The PhD student will carry out research in the aforementioned objectives, and will benefit from our collaboration with E. Zibetti (Paris 8, SHS), expert in Approximate Numerical Expressions for Psychology, and D. Sadigh (Stanford University), leading the research in LLMs for robot actions.

Real-world demonstrations with real robots and real humans interacting with the robots are mandatory in this PhD.

Main activities

Main activities: implement, test and develop novel algorithms for robots that use language models and foundation models. Write papers and present them at conferences. Write, test, validate and document its associated software. Experiments with real robots are mandatory.

The PhD will also be involved in the activities organized by the Cluster-AI project ENACT, which may involve dissemination actions, meetings and presentations to relevant stakeholders (Europe, France, industries, etc).

He/she will also participate with the HUCEBOT team to robotics competitions and hackathons organized by the European project euROBIN, with demonstrations of the robots' skills at the European Parliament in 2026 and at ICRA 2026.

Skills

Good skills in Python (Pytorch). Ideally, prior experience with LLM, VLM and Foundation Models.

Good understanding of robotics.

Languages: English (English is the official language of the team and many members do no speak French).

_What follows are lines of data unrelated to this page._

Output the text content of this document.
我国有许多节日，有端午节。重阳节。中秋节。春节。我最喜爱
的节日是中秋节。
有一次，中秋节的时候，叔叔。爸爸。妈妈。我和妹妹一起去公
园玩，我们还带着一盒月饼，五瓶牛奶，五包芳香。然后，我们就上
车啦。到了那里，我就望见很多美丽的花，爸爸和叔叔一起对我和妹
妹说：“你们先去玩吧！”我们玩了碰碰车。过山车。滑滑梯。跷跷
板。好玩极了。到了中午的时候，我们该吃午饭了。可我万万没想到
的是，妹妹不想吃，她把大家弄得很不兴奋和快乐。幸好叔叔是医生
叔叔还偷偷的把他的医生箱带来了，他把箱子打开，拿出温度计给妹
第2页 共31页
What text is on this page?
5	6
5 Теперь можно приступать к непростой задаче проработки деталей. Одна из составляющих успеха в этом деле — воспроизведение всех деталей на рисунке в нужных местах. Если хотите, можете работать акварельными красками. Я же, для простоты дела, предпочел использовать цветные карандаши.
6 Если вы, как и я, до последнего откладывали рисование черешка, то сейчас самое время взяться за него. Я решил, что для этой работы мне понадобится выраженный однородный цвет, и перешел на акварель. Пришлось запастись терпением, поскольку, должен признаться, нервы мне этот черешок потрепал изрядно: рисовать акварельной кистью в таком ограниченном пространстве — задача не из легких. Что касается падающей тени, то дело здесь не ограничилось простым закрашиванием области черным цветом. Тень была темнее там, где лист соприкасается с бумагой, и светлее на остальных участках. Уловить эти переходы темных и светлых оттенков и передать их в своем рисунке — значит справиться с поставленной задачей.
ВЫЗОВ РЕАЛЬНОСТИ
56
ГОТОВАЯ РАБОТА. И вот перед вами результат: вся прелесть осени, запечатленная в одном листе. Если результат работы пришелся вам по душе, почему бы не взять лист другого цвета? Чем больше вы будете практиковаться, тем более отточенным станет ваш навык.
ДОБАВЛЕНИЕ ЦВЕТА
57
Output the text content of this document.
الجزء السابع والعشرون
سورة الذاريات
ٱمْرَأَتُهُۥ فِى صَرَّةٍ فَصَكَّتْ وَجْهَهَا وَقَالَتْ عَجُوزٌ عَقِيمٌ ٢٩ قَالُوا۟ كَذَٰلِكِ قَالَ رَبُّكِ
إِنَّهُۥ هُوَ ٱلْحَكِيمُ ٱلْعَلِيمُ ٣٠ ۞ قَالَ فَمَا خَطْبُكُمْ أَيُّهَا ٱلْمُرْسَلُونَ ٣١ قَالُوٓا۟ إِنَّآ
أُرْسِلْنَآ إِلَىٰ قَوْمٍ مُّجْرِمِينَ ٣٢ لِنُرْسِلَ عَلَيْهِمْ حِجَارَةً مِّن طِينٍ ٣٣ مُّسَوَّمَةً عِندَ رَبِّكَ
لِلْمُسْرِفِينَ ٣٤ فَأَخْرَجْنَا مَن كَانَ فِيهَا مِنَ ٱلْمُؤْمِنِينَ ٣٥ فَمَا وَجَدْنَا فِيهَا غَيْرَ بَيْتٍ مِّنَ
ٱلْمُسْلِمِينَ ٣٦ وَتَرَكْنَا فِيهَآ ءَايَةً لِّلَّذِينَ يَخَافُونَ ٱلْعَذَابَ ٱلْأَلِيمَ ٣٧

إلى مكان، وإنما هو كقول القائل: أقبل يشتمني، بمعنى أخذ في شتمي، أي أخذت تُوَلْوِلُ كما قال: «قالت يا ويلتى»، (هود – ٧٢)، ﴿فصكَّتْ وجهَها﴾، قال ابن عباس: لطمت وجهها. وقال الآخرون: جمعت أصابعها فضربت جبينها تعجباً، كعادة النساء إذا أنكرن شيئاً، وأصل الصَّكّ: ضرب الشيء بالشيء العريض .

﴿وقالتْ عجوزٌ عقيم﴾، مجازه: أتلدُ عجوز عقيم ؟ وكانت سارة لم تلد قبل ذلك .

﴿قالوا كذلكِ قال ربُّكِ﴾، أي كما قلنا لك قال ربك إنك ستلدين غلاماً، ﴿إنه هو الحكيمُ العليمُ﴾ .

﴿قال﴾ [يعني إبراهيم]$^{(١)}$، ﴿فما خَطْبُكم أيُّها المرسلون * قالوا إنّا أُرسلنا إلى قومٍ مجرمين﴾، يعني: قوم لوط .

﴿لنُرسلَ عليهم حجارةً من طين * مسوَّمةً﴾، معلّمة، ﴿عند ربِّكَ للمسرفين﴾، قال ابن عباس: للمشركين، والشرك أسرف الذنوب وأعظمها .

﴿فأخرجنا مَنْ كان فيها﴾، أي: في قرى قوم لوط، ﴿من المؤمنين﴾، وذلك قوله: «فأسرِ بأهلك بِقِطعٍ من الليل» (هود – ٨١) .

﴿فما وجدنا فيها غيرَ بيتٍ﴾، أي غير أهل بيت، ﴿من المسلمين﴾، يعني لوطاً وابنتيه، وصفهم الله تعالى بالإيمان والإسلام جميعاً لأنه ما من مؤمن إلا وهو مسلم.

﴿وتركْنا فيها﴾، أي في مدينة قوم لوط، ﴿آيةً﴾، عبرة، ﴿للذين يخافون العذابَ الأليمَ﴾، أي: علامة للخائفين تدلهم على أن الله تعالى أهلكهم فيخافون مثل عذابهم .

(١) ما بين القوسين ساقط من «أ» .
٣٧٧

Proactivity and curiosity, ability to work in a team are fundamental.

Benefits package

Subsidized meals
Partial reimbursement of public transport costs
Leave: 7 weeks of annual leave + 10 extra days off due to RTT (statutory reduction in working hours) + possibility of exceptional leave (sick children, moving home, etc.)
Possibility of teleworking (after 6 months of employment) and flexible organization of working hours
Professional equipment available (videoconferencing, loan of computer equipment, etc.)
Social, cultural and sports events and activities
Access to vocational training
Social security coverage

Remuneration

2200€ gross/month

Apply for this position

General Information

Theme/Domain : Robotics and Smart environments
Software engineering (BAP E)
Town/city : Villers lès Nancy
Inria Center : Centre Inria de l'Université de Lorraine
Starting date : 2025-10-01
Duration of contract : 3 years
Deadline to apply : 2025-07-31

Warning : you must enter your e-mail address in order to save your application to Inria. Applications must be submitted online on the Inria website. Processing of applications sent from other channels is not guaranteed.

Instruction to apply

Defence Security :
This position is likely to be situated in a restricted area (ZRR), as defined in Decree No. 2011-1425 relating to the protection of national scientific and technical potential (PPST).Authorisation to enter an area is granted by the director of the unit, following a favourable Ministerial decision, as defined in the decree of 3 July 2012 relating to the PPST. An unfavourable Ministerial decision in respect of a position situated in a ZRR would result in the cancellation of the appointment.

Recruitment Policy :
As part of its diversity policy, all Inria positions are accessible to people with disabilities.

Contacts

Inria Team : LARSEN
PhD Supervisor :
Ivaldi Serena / serena.ivaldi@inria.fr

The keys to success

The ideal candidate is fascinated by the recent developments in artificial intelligence and robotics, especially Foundation Models, LLM, VLM, OpenVLA. He/She wants to experiment with these new techniques, develop their skills, and experiment with state-of-the-art robots.

About Inria

Inria is the French national research institute dedicated to digital science and technology. It employs 2,600 people. Its 200 agile project teams, generally run jointly with academic partners, include more than 3,500 scientists and engineers working to meet the challenges of digital technology, often at the interface with other disciplines. The Institute also employs numerous talents in over forty different professions. 900 research support staff contribute to the preparation and development of scientific and entrepreneurial projects that have a worldwide impact.